I’ve been writing a lot lately. Somewhat cruelly, after years of trying to be taken seriously as someone who can produce marketing copy, it’s finally happened. One night Greg chirped “Maybe writing was your calling all along!” Indeed.

There are definitely pros to this professional writing development:

  • I’m super engaged at work. And my enthusiasm is leading to exciting new assignments
  • I’ve figured out lots of techniques that make writing less work, and less work to evaluate. That’s a big one, because if you can show that your work meets agreed upon objectives, as in any endeavor, individual opinion is less critical. It’s suddenly more of a “that works” than “i like it” discussion
  • Deadlines keep me in excellent shape. I’m happy getting up early to work on projects and still have stamina to put pencil to paper (pixels to webpages?) after the kids go to bed

I’ve been disappointed that one expectation–writing for work would be my warm up for personal writing–hasn’t quite taken. After sitting inert at my keyboard for a while this evening, I think I figured out why. What I crave in creative work is collaboration. I don’t need to come up with all the ideas, I don’t need to get all the credit. I truly love being elbow to elbow with someone else while we ask questions, push boundaries and make stuff happen on a project.

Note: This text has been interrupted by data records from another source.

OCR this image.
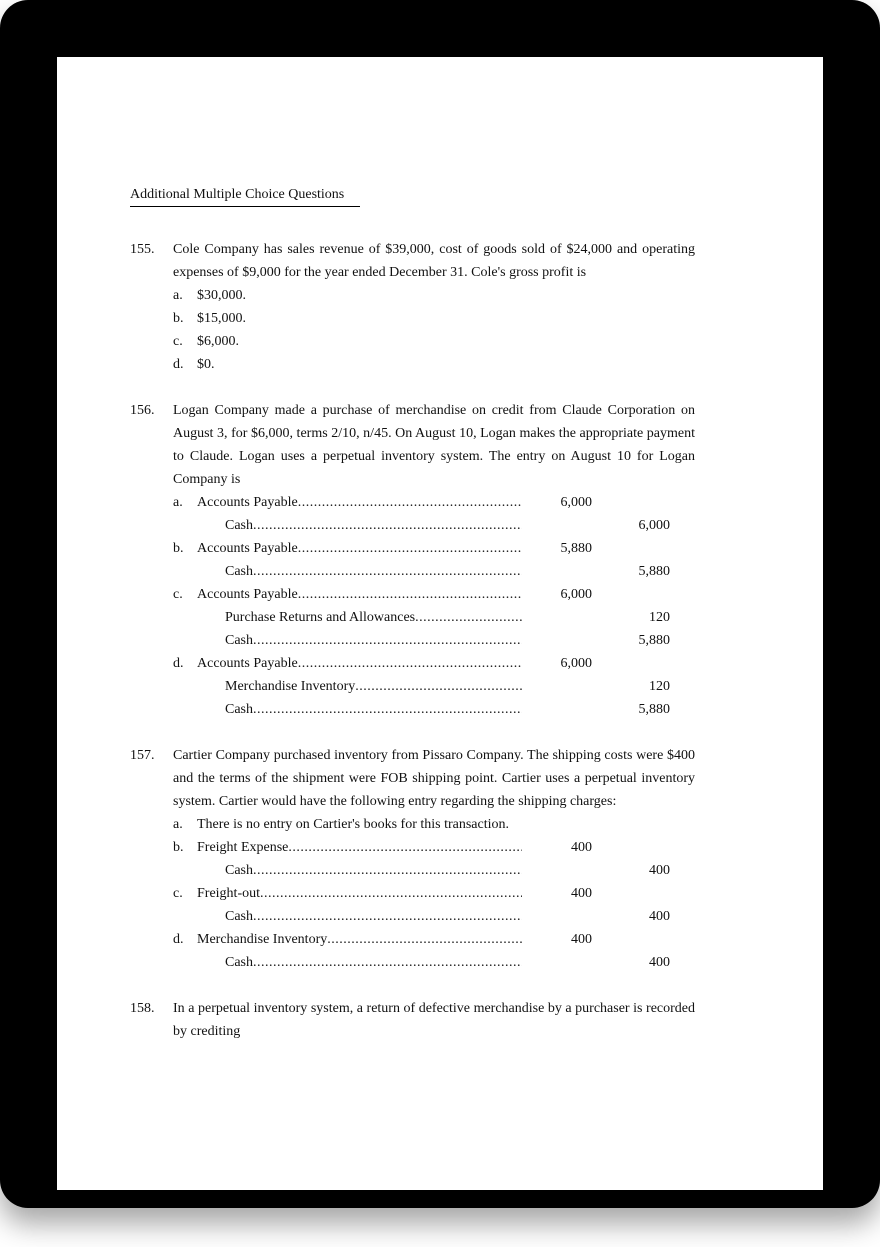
Additional Multiple Choice Questions
155.	Cole Company has sales revenue of $39,000, cost of goods sold of $24,000 and operating expenses of $9,000 for the year ended December 31. Cole's gross profit is
a.	$30,000.
b. $15,000.
c.	$6,000.
d. $0.
156.	Logan Company made a purchase of merchandise on credit from Claude Corporation on August 3, for $6,000, terms 2/10, n/45. On August 10, Logan makes the appropriate payment to Claude. Logan uses a perpetual inventory system. The entry on August 10 for Logan Company is
a.	Accounts Payable .....	6,000
Cash .....	6,000
b. Accounts Payable .....	5,880
Cash .....	5,880
c.	Accounts Payable .....	6,000
Purchase Returns and Allowances .....	120
Cash .....	5,880
d. Accounts Payable .....	6,000
Merchandise Inventory .....	120
Cash .....	5,880
157.	Cartier Company purchased inventory from Pissaro Company. The shipping costs were $400 and the terms of the shipment were FOB shipping point. Cartier uses a perpetual inventory system. Cartier would have the following entry regarding the shipping charges:
a.	There is no entry on Cartier's books for this transaction.
b. Freight Expense .....	400
Cash .....	400
c.	Freight-out .....	400
Cash .....	400
d. Merchandise Inventory .....	400
Cash .....	400
158.	In a perpetual inventory system, a return of defective merchandise by a purchaser is recorded by crediting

Writing a letter. Dewing (Detroit c. 1900)

Writing a letter. Thomas Wilmer Dewing (Detroit c. 1900)

Yet, I’m finally free and warmed up and ready to work on my stuff and…nada.

In my own work, it’s the structure collaboration brings that I miss. Collaboration shows me the shape of the space I need to fill with all these words. In truth, I just need an editor, and to grow up about how “lonely” writing is.